Monday 6 June 2011

The energy revolution: The real world versus Ban Ki-moon´s world

While the United Nations is busy scaremongering about "climate change", condemning the free market system, celebrating the official "Mother Earth Day" and discussing Bolivia´s draft treaty to give "Mother Earth" the same rights as humans (including a Ministry of Mother Earth, and providing the planet with an ombudsman whose job is to hear nature’s complaints as voiced by activist and other groups, including the state!) things are happening fast in the real world.
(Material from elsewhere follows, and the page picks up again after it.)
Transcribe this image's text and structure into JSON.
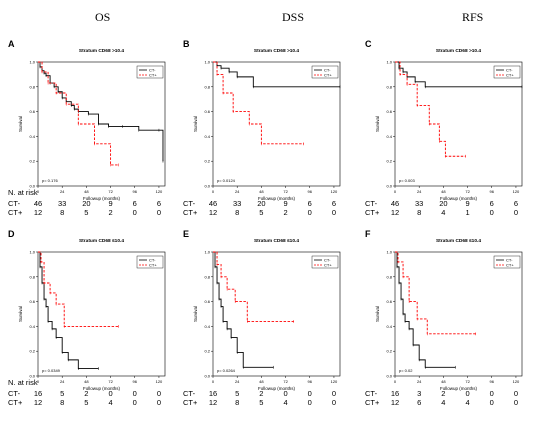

In several earlier posts we have described the US-led shale gas revolution. Shell has recently announced the arrival of another revolutionary natural gas development:




This is how Shell´s  Malcolm Brinded (Executive Director, Upstream International) describes the world´s first off-shore facility to produce and liquefy gas:

We will be deploying this revolutionary technology first in Australian waters, over the Prelude gas field, where it will cool the produced gas into a liquid on the spot. Ocean­going carriers will then offload the LNG as well as other liquid by-products for delivery to market.

This is big, ladies and gentlemen. Not just the decision to build the FLNG facility but also the facility itself. From bow to stern, Shell’s FLNG facility will be 488 metres. That’s almost half a kilometre! It will be the largest floating offshore facility in the world – longer than four football fields laid end to end. Almost as long – or so I’m told – as three MCGs end to end. When fully equipped, and with its storage tanks full, it will weigh around 600,000 tonnes – roughly six times as much as the largest aircraft carrier.

FLNG will change the rules of the game. It will allow us to access stranded offshore gas fields that otherwise would be too costly or difficult to develop, because it avoids the need for long underwater pipelines and new coastal infrastructure.
It also enables LNG projects to go ahead more quickly and with less certainty about the volume of the gas resources being tapped, since an FLNG facility can be reused elsewhere at the end of a field’s life.


Mr. Brinded´s speech is at least a thousand times more important than all of Mr. Ban Ki-moon´s empty propaganda lectures put together when it comes to eradicating poverty in the world, because you cannot improve the lot of poor people without giving them the energy that is required for real progress.

PS
It is sad to see that the United Nations has become a playground for all kinds of  leftist enviro-fundamentalists, anti-capitalist crusaders and climate change scaremongers. (Remember: the US pays 22% of the UN budget!). It is also sad, that the liberal/leftist main stream media are mostly quiet about what is going on at the UN. Neither are they properly reporting the great progress that is taking place in the world energy market.